How China Demands Tech Firms Reveal Hackable Flaws in Their Products
For state-sponsored hacking operations, unpatched vulnerabilities are valuable ammunition. Intelligence agencies and militaries seize on hackable bugs when they're revealed—exploiting them to carry out their campaigns of espionage or cyberwar—or spend millions to dig up new ones or to buy them in secret from the hacker gray market.
But for the past two years, China has added another approach to obtaining information about those vulnerabilities: a law that simply demands that any network technology business operating in the country hand it over. When tech companies learn of a hackable flaw in their products, they’re now required to tell a Chinese government agency—which, in some cases, then shares that information with China's state-sponsored hackers, according to a new investigation.

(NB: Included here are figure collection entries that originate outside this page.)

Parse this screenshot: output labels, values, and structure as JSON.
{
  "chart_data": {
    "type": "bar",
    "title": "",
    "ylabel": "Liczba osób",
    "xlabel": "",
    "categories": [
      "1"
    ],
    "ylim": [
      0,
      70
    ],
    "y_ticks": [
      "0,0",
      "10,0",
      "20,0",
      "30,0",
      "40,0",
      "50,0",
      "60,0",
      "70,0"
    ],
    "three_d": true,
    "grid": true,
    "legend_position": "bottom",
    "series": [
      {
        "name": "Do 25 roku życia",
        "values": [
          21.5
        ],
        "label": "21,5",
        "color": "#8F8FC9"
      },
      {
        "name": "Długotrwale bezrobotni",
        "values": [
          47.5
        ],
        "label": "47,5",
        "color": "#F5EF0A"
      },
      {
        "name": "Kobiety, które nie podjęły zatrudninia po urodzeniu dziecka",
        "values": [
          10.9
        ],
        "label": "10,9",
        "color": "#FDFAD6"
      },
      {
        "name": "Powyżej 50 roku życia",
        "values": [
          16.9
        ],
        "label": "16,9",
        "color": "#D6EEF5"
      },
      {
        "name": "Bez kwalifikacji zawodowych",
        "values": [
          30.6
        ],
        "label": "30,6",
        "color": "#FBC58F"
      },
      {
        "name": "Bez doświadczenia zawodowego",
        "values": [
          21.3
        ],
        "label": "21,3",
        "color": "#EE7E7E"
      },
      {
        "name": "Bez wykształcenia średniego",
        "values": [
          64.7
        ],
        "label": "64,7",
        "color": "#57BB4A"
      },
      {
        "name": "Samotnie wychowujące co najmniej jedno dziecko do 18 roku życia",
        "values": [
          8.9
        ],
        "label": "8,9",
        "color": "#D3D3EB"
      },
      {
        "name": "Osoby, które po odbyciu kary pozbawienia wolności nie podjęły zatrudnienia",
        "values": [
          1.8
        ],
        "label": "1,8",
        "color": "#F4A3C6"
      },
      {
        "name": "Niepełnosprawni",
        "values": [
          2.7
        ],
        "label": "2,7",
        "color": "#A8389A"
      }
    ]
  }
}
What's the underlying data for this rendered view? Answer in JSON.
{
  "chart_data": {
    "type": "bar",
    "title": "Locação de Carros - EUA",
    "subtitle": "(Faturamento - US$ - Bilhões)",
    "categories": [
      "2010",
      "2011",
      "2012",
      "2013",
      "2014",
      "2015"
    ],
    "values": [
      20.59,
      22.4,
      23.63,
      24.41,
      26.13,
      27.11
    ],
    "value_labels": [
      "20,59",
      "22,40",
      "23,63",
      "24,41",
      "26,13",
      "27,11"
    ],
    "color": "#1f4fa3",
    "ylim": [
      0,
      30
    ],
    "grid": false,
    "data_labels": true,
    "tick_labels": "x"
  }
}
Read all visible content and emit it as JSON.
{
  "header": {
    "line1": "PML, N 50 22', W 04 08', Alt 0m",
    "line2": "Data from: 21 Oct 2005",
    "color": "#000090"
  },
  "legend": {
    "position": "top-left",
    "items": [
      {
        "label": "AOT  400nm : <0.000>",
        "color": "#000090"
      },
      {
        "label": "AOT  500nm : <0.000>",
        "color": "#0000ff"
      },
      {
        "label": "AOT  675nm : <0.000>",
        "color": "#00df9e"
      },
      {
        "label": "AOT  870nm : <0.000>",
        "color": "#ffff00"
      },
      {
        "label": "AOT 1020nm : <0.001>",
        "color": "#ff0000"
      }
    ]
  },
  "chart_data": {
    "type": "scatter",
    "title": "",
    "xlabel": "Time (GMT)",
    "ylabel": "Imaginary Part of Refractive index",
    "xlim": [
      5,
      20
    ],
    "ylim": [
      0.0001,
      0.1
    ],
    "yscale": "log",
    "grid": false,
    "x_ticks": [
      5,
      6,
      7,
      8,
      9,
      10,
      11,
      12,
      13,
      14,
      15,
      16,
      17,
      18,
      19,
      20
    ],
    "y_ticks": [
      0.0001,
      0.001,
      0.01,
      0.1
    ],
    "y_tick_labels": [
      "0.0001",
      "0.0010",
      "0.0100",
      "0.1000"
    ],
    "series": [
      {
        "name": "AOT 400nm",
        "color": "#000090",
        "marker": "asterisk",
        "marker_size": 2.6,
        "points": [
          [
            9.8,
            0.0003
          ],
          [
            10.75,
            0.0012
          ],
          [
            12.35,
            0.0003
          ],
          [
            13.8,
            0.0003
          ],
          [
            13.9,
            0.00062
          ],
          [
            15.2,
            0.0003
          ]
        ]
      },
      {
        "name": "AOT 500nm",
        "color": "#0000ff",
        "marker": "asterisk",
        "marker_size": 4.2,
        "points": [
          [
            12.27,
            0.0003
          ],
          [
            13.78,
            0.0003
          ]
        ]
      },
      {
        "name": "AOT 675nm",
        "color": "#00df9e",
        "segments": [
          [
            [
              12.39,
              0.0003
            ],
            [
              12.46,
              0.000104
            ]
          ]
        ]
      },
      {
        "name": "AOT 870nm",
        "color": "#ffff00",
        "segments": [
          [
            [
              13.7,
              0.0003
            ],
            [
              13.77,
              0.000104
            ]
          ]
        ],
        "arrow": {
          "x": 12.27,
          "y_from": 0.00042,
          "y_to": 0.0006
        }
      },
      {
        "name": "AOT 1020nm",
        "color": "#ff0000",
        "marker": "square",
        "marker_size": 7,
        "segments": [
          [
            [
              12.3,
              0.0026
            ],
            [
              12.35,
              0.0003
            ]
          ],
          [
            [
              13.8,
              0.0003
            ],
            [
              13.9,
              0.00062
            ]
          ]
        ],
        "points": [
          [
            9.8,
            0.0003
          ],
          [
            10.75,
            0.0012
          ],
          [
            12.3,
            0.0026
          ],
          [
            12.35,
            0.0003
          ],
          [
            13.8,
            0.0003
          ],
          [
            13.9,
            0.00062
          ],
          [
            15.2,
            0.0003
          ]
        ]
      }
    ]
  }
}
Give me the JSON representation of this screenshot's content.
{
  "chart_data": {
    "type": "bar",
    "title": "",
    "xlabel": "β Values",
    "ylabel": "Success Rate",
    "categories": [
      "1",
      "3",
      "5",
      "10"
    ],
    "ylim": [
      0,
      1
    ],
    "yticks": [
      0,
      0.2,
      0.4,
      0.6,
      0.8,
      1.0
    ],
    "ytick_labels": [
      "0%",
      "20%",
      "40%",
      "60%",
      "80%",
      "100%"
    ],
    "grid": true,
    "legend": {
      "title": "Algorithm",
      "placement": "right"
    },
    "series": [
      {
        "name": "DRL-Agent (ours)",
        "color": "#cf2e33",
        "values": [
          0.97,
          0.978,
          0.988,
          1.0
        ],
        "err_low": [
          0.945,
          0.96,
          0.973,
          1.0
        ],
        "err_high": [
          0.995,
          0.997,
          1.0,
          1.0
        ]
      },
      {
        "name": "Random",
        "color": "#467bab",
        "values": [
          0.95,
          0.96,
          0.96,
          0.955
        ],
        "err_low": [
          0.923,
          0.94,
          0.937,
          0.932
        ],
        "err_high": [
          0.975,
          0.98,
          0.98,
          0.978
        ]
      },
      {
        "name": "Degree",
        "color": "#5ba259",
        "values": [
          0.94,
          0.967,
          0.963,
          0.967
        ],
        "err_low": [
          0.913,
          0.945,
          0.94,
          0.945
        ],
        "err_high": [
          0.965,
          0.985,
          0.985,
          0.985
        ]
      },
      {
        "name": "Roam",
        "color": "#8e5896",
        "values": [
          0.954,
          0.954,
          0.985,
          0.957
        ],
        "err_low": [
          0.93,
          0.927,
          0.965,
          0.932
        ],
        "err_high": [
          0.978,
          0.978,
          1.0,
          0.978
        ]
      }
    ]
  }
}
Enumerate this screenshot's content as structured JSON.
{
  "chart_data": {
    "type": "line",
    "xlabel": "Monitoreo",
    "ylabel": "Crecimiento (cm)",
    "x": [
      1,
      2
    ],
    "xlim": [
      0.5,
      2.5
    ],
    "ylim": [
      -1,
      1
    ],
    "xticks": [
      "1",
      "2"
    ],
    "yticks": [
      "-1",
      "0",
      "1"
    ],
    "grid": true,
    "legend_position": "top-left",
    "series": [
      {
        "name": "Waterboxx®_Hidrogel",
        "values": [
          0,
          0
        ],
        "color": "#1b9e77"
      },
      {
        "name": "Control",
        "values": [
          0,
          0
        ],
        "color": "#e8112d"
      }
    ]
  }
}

And some evidence suggests foreign firms with China-based operations are complying with the law, indirectly giving Chinese authorities hints about potential new ways to hack their own customers.
Today, the Atlantic Council released a report—whose findings the authors shared in advance with WIRED—that investigates the fallout of a Chinese law passed in 2021, designed to reform how companies and security researchers operating in China handle the discovery of security vulnerabilities in tech products. The law requires, among other things, that tech companies that discover or learn of a hackable flaw in their products must share information about it within two days with a Chinese agency known as the Ministry of Industry and Information Technology. The agency then adds the flaw to a database whose name translates from Mandarin as the Cybersecurity Threat and Vulnerability Information Sharing Platform but is often called by a simpler English name, the National Vulnerability Database.